CSAS 2025 offers workshops on Friday, April 10, 2025
R is a programming language favored by data scientists for its statistically minded design. This workshop introduces R to those with little or no prior experience. We will cover basic R syntax, data structure, and some basic practical uses of R using locally created data as well as a preexisting basketball dataset.
Tyler Adams is an undecided first-year
undergraduate student at the University of Connecticut.

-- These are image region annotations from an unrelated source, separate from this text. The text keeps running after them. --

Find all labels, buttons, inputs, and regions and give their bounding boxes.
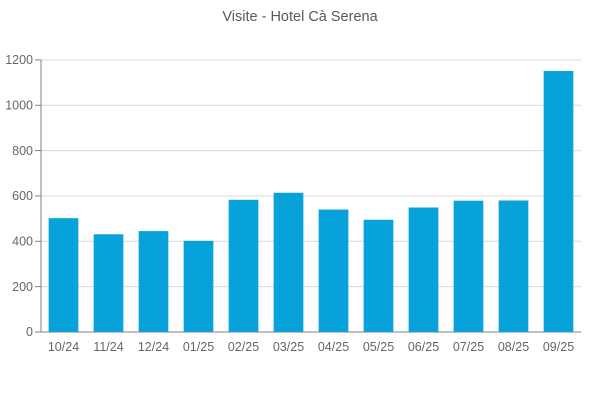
svg-text:11/24: 11/24 bbox=[93, 340, 123, 354]
svg-text:1000: 1000 bbox=[5, 98, 33, 112]
svg-text:05/25: 05/25 bbox=[363, 340, 394, 354]
svg-text:0: 0 bbox=[26, 325, 33, 339]
svg-text:10/24: 10/24 bbox=[48, 340, 79, 354]
svg-text:06/25: 06/25 bbox=[408, 340, 439, 354]
svg-text:04/25: 04/25 bbox=[318, 340, 349, 354]
svg-text:400: 400 bbox=[12, 235, 33, 249]
svg-text:800: 800 bbox=[12, 144, 33, 158]
svg-text:09/25: 09/25 bbox=[543, 340, 574, 354]
svg-text:07/25: 07/25 bbox=[453, 340, 484, 354]
svg-text:600: 600 bbox=[12, 189, 33, 203]
svg-text:08/25: 08/25 bbox=[498, 340, 529, 354]
svg-text:03/25: 03/25 bbox=[273, 340, 304, 354]
svg-text:12/24: 12/24 bbox=[138, 340, 169, 354]
svg-text:1200: 1200 bbox=[5, 53, 33, 67]
svg-text:200: 200 bbox=[12, 280, 33, 294]
svg-text:01/25: 01/25 bbox=[183, 340, 214, 354]
svg-text:02/25: 02/25 bbox=[228, 340, 259, 354]
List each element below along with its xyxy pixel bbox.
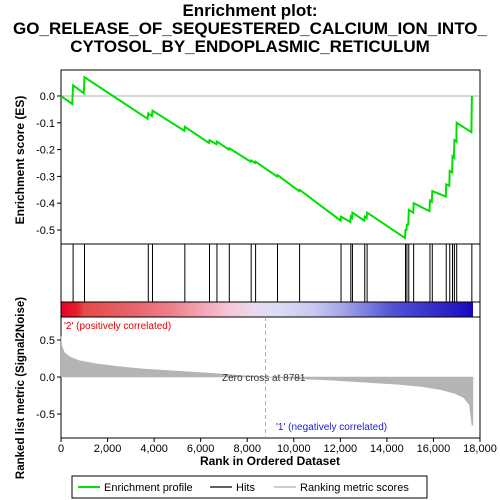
hits-group xyxy=(72,244,473,302)
legend: Enrichment profile Hits Ranking metric s… xyxy=(71,475,428,499)
metric-y-axis: 0.5 0.0 -0.5 xyxy=(36,335,61,421)
legend-box xyxy=(71,475,428,499)
enrichment-profile-line xyxy=(60,75,473,240)
x-tick-label: 14,000 xyxy=(370,443,404,455)
legend-metric-label: Ranking metric scores xyxy=(300,482,409,494)
x-tick-label: 4,000 xyxy=(140,443,168,455)
x-tick-label: 16,000 xyxy=(417,443,451,455)
negative-label: '1' (negatively correlated) xyxy=(276,422,387,433)
x-axis-label: Rank in Ordered Dataset xyxy=(200,454,340,468)
ranking-metric-area xyxy=(60,336,474,426)
x-axis: 0 2,000 4,000 6,000 8,000 10,000 12,000 14,000 1… xyxy=(58,438,497,455)
legend-hits-label: Hits xyxy=(236,482,255,494)
es-y-tick-label: -0.4 xyxy=(36,198,55,210)
es-y-label: Enrichment score (ES) xyxy=(13,96,27,225)
es-y-tick-label: -0.5 xyxy=(36,225,55,237)
x-tick-label: 0 xyxy=(58,443,64,455)
legend-es-label: Enrichment profile xyxy=(104,482,193,494)
x-tick-label: 6,000 xyxy=(187,443,215,455)
metric-y-tick-label: 0.0 xyxy=(40,372,55,384)
zero-cross-label: Zero cross at 8781 xyxy=(222,373,306,384)
hits-panel xyxy=(60,243,481,303)
title-line-2: GO_RELEASE_OF_SEQUESTERED_CALCIUM_ION_IN… xyxy=(13,19,487,38)
title-line-1: Enrichment plot: xyxy=(182,1,318,20)
es-y-tick-label: -0.1 xyxy=(36,118,55,130)
positive-label: '2' (positively correlated) xyxy=(64,321,171,332)
es-y-axis: 0.0 -0.1 -0.2 -0.3 -0.4 -0.5 xyxy=(36,91,61,237)
metric-y-tick-label: -0.5 xyxy=(36,409,55,421)
metric-y-label: Ranked list metric (Signal2Noise) xyxy=(15,297,27,479)
chart-title: Enrichment plot: GO_RELEASE_OF_SEQUESTER… xyxy=(0,2,500,56)
x-tick-label: 8,000 xyxy=(233,443,261,455)
es-y-tick-label: -0.2 xyxy=(36,145,55,157)
es-y-tick-label: 0.0 xyxy=(40,91,55,103)
metric-y-tick-label: 0.5 xyxy=(40,335,55,347)
es-panel xyxy=(60,69,481,245)
x-tick-label: 12,000 xyxy=(324,443,358,455)
x-tick-label: 10,000 xyxy=(277,443,311,455)
title-line-3: CYTOSOL_BY_ENDOPLASMIC_RETICULUM xyxy=(70,37,430,56)
ranking-colorbar xyxy=(60,301,481,318)
x-tick-label: 2,000 xyxy=(94,443,122,455)
x-tick-label: 18,000 xyxy=(463,443,497,455)
es-y-tick-label: -0.3 xyxy=(36,171,55,183)
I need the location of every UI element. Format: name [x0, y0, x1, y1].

A computer with R and Positron/RStudio (Positron suggested) downloaded.
On GitHub.
Python is a high level, object oriented, cross platform and open source programming language. These phrases may be unfamiliar, but what's most important is that it's easy to use. With python, you can explore and analyze data, lots of it, with many different statistical modeling and machine learning tools through various python packages. These models and tools are all very useful in sports analytics. However, we must start with the basics. In this workshop, we will focus on basic syntax, data types, functions, loops, conditionals and classes, then combining this knowledge to build a simple algorithm.
Matthew
Venzie is currently a junior double majoring in Applied
Mathematics and Statistics at the University of Connecticut. His
current research is focused on numerical studies of how the
Mamba Neural Network Architecture processes Time Series data.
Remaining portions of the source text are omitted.